Currently, there is no specific antiviral treatment for Dengue. The focus is on managing the symptoms and providing supportive care. Patients are advised to rest, drink plenty of fluids, and take pain relievers (e.g., paracetamol) to reduce fever and pain. Non-steroidal anti-inflammatory drugs (NSAIDs) and aspirin should be avoided, as they can increase the risk of bleeding. In severe cases, hospitalization may be required for close monitoring and intravenous fluids.

Carica papaya leaf (CPL) extract contains alkaloids, flavonoids, saponins, tannins, glycosides and anthraquinones. CPL extract exhibits anti-dengue activity. Studies have shown Carica papaya upregulate the ALOX 12 and PTAFR gene thereby leading to an increased production and its conversion into platelets. Clinical evidence shows that Carica papaya extract increases ALOX 12 activity 15-fold and PTAFR activity 13.42-fold which is responsible for the increase in platelet production. It also has antimalarial and antiplasmodial activity. The CPL extract tea demonstrated cancer cell growth inhibition by boosting the production of key signalling molecules called Th1-cytokines, which helps to regulate the immune system. It also used as an antipyretic, for the treatment of anemia, appetite stimulation.

Tablets are the most commonly used dosage form. Because, during large manufacturing simplicity and economic condition need to be considered.

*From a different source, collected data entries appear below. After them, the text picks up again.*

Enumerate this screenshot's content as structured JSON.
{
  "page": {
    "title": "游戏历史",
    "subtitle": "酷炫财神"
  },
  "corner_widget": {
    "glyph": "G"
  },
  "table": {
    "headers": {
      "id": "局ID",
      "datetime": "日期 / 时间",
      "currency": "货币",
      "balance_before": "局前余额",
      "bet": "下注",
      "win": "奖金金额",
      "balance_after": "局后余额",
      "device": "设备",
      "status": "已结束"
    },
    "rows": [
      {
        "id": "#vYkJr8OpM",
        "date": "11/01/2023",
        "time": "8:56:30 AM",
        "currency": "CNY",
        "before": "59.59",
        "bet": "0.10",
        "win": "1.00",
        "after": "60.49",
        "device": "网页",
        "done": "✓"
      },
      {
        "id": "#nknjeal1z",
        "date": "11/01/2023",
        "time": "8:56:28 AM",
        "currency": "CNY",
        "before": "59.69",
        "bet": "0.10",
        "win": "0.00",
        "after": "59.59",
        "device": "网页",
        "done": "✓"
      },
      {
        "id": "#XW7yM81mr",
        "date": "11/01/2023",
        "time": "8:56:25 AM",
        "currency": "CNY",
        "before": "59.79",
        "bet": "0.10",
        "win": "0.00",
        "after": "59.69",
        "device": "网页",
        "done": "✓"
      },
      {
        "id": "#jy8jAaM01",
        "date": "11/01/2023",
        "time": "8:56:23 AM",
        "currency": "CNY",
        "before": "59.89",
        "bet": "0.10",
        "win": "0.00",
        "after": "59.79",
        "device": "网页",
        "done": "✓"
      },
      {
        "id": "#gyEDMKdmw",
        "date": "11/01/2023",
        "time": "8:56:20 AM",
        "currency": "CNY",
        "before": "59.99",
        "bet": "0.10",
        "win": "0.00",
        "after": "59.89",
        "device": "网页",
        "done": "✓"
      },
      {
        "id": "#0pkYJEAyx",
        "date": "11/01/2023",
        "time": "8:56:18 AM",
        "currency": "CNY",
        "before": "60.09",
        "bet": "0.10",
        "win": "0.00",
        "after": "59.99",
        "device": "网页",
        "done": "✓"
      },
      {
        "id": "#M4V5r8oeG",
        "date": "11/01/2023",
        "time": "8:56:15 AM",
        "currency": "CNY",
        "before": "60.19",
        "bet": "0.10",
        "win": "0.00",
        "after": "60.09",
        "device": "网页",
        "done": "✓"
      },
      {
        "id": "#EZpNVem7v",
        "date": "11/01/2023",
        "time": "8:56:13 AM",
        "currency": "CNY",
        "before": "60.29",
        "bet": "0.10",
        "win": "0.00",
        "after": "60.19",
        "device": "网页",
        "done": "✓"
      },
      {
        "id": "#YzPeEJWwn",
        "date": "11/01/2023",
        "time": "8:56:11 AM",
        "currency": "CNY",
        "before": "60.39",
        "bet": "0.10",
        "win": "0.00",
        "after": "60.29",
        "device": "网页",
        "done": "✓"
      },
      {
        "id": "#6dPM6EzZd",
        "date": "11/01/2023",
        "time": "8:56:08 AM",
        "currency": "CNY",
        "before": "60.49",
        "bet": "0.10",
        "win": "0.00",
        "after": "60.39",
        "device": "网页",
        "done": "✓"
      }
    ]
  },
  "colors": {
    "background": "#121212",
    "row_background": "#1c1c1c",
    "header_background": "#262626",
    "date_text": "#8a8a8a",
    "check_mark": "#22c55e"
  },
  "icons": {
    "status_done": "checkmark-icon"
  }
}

Therefore, recently Micro Lab Limited and many other companies have introduced C. papaya leaves tablet in the market. Despite several advantages sometimes, certain herbal substances resist compression pressure and need a special formulation technique for improving bioavailability. For avoiding these problems, punching pressure or percentage of excipients is increased. However, high punching pressure may degrade the thermolabile active components of herbal extract, and the excess binding agent may slow the dissolution and disintegration of the formulation. However, similarly, the recently marketed C. papaya leaves tablet (Caripill) might have faced these problems during the manufacturing process. Therefore, the company did not reveal any formulation process to the public. The use of excipients, punching pressure and phytochemical protection was also not mentioned. The problem related to the conventional tablets of C. papaya leaf extract tablets available in the market is its size. This size of the tablet which is due to high dose of CPL extract (3300mg/day) makes its problematic for geriatric and pediatric patients to swallow in intact form. One of the major reasons for poor patient compliance is the bitter taste of the drug which is not sufficiently masked in the currently available formulations which in turns make the formulation unpalatable and tablets after consumption produce bitter after taste which occurs in the mouth when the patient burps, leaving behind a nauseatic and vomiting feeling.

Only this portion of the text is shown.